Popovers – Luscious easy treats my grandkids love

 

Popovers – Luscious easy treats my grandkids love

 

A very old-fashioned breakfast or snack food has been rediscovered by my grandkids, several of whom make them easily and often with minimal adult help. These golden puffed-up tender sorts of hot muffins or breads are basically crepe batter cooked in muffin tins. Popovers, which have been made in America for several centuries, are thought to have evolved from the earlier British Yorkshire pudding. They are perfect for a dab of butter, or honey or a fruit jam, and are best right out of the oven. 

Popovers made by my grandson Jonah
The batter is the same as for French crêpes – a cup of flour, a cup of milk, a couple of eggs, and optionally a pinch of salt. They are, in our experience, something the young kids can make, and certainly love to eat them. 

The recipe makes 12 popovers, enough for 4-6 people. 

2 eggs

1 cup flour

1 cup milk

1/4 teaspoon salt (optional)

12 small pieces butter 

In a bowl beat together the ingredients other than the butter with a small whisk or fork until well combined. 

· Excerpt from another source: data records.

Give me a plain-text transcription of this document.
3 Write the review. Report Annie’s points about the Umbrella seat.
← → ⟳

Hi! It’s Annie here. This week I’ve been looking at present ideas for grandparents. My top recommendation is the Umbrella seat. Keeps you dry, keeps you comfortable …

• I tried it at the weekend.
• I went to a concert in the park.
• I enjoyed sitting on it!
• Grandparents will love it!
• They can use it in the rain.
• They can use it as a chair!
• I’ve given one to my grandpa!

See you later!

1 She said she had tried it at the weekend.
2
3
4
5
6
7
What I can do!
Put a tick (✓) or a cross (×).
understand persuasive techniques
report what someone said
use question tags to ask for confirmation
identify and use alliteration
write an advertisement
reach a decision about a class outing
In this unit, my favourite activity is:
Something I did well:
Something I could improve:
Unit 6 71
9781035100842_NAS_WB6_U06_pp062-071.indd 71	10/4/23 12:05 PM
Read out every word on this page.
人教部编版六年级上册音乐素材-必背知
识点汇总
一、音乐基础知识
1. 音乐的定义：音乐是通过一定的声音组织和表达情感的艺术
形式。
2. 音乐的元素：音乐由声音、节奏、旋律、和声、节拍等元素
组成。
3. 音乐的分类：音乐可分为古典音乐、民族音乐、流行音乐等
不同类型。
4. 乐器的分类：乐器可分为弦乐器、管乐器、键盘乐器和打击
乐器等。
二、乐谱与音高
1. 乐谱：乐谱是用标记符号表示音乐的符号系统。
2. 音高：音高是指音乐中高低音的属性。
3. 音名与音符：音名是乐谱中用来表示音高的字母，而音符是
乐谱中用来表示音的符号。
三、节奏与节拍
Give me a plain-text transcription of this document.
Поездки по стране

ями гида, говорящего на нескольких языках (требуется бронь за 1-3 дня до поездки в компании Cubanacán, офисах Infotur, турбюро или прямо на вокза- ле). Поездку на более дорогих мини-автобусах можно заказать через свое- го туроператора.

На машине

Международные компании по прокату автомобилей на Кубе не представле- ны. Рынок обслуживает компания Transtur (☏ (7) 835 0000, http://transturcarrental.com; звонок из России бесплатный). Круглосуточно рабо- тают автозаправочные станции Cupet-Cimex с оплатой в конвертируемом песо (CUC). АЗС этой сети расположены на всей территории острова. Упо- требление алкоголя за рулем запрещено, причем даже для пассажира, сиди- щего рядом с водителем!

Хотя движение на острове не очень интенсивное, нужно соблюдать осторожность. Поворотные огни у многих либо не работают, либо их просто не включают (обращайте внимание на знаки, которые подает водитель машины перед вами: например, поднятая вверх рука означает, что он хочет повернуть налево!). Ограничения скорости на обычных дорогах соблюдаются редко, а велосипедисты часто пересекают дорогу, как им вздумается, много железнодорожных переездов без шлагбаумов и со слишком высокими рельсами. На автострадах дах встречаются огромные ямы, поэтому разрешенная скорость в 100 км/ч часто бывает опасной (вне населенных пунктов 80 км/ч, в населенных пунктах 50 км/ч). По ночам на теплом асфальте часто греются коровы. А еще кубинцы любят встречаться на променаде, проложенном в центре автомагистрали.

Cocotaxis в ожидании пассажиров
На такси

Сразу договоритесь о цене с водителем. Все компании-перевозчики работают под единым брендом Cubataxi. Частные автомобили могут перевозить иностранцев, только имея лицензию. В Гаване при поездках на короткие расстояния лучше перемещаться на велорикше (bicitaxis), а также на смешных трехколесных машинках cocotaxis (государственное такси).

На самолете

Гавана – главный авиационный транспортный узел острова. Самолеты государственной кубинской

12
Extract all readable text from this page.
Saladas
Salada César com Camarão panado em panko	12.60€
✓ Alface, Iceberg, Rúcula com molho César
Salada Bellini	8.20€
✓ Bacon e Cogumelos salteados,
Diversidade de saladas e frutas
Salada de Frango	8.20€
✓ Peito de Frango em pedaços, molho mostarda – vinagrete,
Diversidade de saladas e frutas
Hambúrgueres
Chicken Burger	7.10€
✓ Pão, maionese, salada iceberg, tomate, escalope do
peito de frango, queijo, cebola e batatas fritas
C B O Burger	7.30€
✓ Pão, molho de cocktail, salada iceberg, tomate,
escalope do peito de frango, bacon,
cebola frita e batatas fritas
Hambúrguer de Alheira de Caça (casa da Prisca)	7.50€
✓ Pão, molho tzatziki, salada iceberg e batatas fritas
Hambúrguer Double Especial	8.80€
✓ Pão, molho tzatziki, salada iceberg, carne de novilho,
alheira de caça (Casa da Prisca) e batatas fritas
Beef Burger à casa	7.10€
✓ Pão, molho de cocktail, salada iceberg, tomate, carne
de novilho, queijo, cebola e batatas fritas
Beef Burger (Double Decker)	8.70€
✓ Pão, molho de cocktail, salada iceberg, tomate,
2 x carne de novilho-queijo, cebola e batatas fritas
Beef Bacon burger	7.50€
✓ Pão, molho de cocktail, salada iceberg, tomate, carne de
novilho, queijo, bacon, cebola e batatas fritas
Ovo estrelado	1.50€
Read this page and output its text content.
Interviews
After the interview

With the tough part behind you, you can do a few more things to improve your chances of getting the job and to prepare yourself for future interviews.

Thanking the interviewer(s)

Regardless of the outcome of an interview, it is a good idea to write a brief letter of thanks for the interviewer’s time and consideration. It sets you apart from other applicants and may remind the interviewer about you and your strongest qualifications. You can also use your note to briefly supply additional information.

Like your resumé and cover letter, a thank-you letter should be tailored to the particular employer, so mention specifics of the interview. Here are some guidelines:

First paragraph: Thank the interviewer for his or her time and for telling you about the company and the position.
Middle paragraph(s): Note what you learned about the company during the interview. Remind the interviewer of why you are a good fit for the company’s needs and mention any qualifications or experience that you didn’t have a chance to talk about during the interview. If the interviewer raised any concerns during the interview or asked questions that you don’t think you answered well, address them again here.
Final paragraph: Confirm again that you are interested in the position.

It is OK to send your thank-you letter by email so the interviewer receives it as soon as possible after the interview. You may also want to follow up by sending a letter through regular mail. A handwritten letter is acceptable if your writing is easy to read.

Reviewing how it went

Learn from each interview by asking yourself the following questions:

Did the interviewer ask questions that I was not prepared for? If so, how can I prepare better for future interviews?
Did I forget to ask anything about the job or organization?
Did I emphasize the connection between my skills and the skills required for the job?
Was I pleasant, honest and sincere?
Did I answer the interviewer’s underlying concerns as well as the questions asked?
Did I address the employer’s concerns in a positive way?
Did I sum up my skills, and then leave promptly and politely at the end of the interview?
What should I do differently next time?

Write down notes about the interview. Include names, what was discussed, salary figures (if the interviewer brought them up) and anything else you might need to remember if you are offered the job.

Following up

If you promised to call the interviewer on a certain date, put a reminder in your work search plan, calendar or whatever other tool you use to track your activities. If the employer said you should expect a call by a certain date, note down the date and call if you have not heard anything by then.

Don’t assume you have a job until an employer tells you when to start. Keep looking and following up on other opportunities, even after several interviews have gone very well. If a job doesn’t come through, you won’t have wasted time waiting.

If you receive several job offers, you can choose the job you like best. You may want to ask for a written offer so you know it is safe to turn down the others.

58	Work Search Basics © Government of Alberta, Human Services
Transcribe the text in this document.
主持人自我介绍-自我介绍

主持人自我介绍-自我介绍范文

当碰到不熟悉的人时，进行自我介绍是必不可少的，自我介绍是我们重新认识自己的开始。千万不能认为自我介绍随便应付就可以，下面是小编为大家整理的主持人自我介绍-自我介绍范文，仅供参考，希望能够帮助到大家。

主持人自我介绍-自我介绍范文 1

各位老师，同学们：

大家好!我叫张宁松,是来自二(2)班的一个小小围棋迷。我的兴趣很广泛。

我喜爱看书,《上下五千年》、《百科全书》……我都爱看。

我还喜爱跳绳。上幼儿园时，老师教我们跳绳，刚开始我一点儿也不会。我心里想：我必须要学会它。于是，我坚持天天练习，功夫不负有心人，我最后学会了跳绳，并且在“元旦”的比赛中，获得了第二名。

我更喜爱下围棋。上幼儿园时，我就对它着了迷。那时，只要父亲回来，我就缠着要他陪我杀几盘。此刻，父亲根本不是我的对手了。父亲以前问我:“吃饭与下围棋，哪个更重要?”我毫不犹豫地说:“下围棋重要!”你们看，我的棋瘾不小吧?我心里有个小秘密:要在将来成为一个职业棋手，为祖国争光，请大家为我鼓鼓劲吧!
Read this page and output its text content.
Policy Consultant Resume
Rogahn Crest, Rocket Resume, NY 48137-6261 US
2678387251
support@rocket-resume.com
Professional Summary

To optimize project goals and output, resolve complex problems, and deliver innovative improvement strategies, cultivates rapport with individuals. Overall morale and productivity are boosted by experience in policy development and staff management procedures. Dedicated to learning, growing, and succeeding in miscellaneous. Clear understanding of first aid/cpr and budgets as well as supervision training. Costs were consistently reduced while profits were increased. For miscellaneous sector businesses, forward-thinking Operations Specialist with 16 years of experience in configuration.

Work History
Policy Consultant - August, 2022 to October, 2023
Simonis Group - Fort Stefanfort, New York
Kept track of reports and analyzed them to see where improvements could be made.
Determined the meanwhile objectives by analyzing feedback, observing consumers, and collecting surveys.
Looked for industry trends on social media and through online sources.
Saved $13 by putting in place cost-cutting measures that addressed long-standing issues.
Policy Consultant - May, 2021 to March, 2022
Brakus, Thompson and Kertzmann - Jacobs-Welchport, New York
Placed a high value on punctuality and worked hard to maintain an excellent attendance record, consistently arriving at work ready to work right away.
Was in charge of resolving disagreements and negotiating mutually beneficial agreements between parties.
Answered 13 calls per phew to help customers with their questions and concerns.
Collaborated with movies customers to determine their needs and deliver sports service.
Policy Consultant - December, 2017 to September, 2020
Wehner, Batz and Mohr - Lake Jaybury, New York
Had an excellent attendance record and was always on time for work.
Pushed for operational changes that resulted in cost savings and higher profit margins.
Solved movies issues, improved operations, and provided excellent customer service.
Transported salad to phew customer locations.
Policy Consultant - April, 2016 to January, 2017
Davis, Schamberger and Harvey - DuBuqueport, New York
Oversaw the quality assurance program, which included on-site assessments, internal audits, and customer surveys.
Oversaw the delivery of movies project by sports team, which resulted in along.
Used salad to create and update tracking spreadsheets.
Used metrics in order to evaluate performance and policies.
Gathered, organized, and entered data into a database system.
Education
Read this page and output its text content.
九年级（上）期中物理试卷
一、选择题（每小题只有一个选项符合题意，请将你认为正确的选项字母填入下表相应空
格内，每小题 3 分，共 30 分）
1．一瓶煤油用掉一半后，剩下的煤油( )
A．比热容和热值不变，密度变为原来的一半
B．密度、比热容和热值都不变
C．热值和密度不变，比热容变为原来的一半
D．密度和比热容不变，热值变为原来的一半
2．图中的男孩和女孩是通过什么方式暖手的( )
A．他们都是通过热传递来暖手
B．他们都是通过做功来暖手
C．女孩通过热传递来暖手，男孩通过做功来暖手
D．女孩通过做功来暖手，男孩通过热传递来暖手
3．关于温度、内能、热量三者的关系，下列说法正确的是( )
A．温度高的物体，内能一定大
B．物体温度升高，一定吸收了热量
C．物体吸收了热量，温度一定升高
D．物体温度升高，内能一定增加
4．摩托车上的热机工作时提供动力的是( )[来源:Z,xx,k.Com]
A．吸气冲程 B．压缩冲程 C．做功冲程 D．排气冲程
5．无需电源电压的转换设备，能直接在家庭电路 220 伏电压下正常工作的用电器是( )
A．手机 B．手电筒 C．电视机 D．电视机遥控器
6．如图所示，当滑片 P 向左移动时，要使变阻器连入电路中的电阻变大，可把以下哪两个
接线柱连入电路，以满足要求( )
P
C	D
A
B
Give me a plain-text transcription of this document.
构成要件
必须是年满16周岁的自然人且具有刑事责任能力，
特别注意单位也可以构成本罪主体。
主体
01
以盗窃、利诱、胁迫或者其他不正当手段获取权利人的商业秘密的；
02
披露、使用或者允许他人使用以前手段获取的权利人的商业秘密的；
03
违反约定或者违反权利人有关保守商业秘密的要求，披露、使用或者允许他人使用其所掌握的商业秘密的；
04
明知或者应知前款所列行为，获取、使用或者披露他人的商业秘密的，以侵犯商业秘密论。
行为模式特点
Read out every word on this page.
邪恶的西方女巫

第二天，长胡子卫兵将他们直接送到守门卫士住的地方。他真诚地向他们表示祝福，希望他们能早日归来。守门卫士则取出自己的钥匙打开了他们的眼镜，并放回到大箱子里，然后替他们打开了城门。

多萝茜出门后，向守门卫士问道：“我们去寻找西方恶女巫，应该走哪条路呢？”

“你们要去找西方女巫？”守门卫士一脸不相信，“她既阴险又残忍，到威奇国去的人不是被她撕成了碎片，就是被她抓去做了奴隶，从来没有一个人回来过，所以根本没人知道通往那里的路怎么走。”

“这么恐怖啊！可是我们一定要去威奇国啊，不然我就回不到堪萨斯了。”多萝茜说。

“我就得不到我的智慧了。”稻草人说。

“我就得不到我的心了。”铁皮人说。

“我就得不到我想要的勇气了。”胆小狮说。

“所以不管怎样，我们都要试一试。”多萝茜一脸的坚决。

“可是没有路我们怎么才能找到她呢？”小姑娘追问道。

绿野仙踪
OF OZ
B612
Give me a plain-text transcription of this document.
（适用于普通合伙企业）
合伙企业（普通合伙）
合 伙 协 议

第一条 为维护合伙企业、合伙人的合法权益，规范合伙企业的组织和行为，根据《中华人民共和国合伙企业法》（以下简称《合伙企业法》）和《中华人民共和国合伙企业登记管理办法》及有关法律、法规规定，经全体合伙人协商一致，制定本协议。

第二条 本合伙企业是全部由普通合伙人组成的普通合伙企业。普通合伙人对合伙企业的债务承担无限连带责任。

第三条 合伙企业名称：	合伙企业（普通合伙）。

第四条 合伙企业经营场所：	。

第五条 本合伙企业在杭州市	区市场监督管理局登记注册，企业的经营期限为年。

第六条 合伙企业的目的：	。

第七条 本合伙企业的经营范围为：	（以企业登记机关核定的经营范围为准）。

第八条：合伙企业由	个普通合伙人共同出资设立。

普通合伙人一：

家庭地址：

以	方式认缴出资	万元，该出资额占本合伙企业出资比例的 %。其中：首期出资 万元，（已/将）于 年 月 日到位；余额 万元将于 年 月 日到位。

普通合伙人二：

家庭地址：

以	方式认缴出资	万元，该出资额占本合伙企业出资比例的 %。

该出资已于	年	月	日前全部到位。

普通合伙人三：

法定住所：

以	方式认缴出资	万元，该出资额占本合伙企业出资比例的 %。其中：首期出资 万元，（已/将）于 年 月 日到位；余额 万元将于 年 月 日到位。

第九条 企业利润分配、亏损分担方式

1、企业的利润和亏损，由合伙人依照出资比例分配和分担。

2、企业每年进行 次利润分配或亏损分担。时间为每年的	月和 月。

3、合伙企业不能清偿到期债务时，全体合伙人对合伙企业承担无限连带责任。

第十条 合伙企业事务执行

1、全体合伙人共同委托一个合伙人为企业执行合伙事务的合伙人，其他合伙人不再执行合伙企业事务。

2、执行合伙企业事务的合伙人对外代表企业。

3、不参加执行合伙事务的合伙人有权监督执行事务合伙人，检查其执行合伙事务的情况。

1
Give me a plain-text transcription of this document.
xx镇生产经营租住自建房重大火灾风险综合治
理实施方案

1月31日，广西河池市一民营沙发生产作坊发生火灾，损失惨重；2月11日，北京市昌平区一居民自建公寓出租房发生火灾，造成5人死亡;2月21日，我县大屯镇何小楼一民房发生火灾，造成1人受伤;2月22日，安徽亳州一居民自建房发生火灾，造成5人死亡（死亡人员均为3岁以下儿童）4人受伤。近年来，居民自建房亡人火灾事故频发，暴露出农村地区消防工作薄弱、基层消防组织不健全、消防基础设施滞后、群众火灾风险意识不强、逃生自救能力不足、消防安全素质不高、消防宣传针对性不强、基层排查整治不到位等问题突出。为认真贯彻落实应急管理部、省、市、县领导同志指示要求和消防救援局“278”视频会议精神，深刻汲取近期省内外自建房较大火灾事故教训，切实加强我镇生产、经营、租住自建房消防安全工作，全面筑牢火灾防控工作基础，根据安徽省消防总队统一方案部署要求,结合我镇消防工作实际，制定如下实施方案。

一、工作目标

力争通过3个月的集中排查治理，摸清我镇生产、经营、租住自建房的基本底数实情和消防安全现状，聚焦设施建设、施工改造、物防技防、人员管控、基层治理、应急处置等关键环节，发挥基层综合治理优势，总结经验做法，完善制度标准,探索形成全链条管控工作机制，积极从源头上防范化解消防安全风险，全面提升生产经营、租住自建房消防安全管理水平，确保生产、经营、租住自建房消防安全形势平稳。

Set oven for 400 degrees (380 convection). Place a small piece of butter in each cup of a 12-cup muffin tin. Place tin in the heated oven until the butter melts. 

Spoon batter evenly into the 12 muffin cups. Place in oven and bake for 20 minutes. Turn the pan around and bake for another 8-10 minutes, or until popovers are well puffed and golden on the tops. 

Serve hot, with a little butter and/or fruit jam or honey.